In 1933, an association of “mulkis”, or localborn Hindus and Muslims, called the Nizam’s Subjects League was formed as a reaction to the continued domination of “gairmulkis”, mostly Muslim and Hindu Kayasthas from what is now UP, in the government. This was soon to be known as the Mulki League. It was the Mulki League that first mooted the idea of a “responsible” government in Hyderabad.
In 1937, the Mulki League split between the more radical elements, who were mostly Hindus, and the more status quo inclined. This led to the formation of the Hyderabad People’s Convention in 1937, a prelude to the establishment of the Hyderabad State Congress the following year. With this the movement for political and constitutional reform picked up momentum. The RSS did not exist in Hyderabad even on paper. The Hindu nationalist rump was of the Hindu Mahasabha, and mostly confined to Marathwada.
The Hyderabad State Congress agitation coincided with a parallel agitation led by the Arya Samaj and Hindu Mahasabha of V.D. Savarkar on Hindu civil rights. To a large extent the interests of the Congress and Hindu organisations coincided. This put them squarely against the Majlis, who were now led by Bahadur Yar Jung, who was also the founder of the AnjumaniTablighiIslam, a proselytising Muslim organisation whose prime activity was the conversion of Hindus.

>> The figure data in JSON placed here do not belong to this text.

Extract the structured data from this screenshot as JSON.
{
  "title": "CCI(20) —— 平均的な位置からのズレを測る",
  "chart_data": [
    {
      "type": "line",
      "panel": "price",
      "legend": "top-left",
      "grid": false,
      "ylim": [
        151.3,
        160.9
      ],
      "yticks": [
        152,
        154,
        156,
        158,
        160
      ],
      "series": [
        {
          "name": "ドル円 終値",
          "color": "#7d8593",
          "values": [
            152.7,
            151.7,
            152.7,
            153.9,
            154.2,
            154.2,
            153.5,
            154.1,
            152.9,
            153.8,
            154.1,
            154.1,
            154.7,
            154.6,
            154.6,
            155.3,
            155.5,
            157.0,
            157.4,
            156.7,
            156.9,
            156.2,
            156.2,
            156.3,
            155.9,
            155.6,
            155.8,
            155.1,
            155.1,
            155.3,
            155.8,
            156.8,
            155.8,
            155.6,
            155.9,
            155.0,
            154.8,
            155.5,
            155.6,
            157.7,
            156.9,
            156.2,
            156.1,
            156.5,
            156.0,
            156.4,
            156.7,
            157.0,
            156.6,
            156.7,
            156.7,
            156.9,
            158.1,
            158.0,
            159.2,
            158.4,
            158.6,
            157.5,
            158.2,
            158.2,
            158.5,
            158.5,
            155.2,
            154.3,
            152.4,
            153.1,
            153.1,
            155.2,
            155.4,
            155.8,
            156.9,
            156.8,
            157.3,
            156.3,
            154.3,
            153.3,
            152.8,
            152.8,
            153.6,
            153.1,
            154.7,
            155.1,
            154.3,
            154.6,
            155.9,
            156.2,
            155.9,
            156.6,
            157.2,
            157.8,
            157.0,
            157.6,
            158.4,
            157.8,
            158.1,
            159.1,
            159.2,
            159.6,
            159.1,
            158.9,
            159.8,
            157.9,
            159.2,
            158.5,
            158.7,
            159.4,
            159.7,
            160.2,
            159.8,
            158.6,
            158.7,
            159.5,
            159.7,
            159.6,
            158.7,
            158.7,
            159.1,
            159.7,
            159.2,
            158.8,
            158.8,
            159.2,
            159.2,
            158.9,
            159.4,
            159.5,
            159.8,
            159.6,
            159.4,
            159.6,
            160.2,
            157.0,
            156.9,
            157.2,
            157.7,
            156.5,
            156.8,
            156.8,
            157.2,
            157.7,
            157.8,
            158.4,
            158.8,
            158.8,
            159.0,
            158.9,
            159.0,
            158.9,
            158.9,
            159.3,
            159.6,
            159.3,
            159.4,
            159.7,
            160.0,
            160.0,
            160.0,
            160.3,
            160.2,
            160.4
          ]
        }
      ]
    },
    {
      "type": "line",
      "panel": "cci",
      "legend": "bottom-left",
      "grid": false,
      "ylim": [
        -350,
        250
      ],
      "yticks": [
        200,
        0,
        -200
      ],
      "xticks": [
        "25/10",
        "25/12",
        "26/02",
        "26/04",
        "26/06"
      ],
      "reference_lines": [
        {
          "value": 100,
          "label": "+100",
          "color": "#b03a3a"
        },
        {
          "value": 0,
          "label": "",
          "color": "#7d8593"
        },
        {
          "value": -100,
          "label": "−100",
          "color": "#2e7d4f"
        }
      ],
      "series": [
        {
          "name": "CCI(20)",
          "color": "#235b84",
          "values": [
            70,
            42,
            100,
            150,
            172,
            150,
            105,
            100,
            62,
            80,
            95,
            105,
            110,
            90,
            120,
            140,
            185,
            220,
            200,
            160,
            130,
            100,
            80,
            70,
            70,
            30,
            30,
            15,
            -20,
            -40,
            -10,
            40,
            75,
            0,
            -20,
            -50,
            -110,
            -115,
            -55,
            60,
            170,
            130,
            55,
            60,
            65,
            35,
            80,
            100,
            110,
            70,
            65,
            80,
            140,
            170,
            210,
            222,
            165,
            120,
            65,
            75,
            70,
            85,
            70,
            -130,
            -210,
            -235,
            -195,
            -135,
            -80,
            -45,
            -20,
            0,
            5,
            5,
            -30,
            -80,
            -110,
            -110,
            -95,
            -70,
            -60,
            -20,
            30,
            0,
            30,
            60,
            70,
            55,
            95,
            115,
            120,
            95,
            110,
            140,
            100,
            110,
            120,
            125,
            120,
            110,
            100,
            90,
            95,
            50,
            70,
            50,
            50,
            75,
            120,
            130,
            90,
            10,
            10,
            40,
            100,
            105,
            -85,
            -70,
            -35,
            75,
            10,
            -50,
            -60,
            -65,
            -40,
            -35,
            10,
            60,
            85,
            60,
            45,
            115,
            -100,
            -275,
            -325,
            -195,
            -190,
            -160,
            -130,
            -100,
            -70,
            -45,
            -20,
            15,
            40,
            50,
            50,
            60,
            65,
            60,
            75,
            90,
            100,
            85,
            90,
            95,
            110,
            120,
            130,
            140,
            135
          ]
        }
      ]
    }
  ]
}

Bahadur Yar Jung was a charismatic figure who became popular among Muslims and had the ear of the Nizam, Osman Ali Khan. Bahadur Yar Jung summed his goal very succinctly: “The Majlis policy is to keep the sovereignty of His Exalted Highness intact and to prevent Hindus from establishing supremacy over Muslims.”
The Congress leadership took more nationalist overtones after the arrival of Swami Ramanand Tirtha on the scene. Tirtha hailed from Gulbarga and as a young man became a sadhu. He became Hyderabad Congress president in 1946 and attracted around him several young men who rose to prominence in Independent India. Foremost among these was P.V. Narasimha Rao. Others were former chief ministers Shankar Rao Chavan, Veerendra Patil and Marri Channa Reddy.
While the Congress was gaining strength, the Communists were also active in Telugu-speaking areas. They captured the Andhra Mahasabha that was formed in 1921 to represent the interests of the Telugu-speaking people in 1942. Unlike the Hyderabad Congress, which launched a movement for democratic rights to run parallel to the Quit India movement, the Communists tacitly joined hands with the Majlis to support the Nizam, who was being a faithful ally of the British. The Communists will deny this, but the fact is that like the Muslim League and the RSS, they too had opposed the Quit India movement.
Accession brought in its wake the changes that were sought ever since political activity began in the state. The Muslim elite soon found themselves marginalised and many migrated to Pakistan. Others like Ali Yavar Jung made a smooth transition into the new order. A new bureaucratic elite was quickly installed even as the Communist insurrection was quelled. The Muslim feudal regime was replaced by a government that enjoyed the people's mandate. The RSS had nothing to do with it.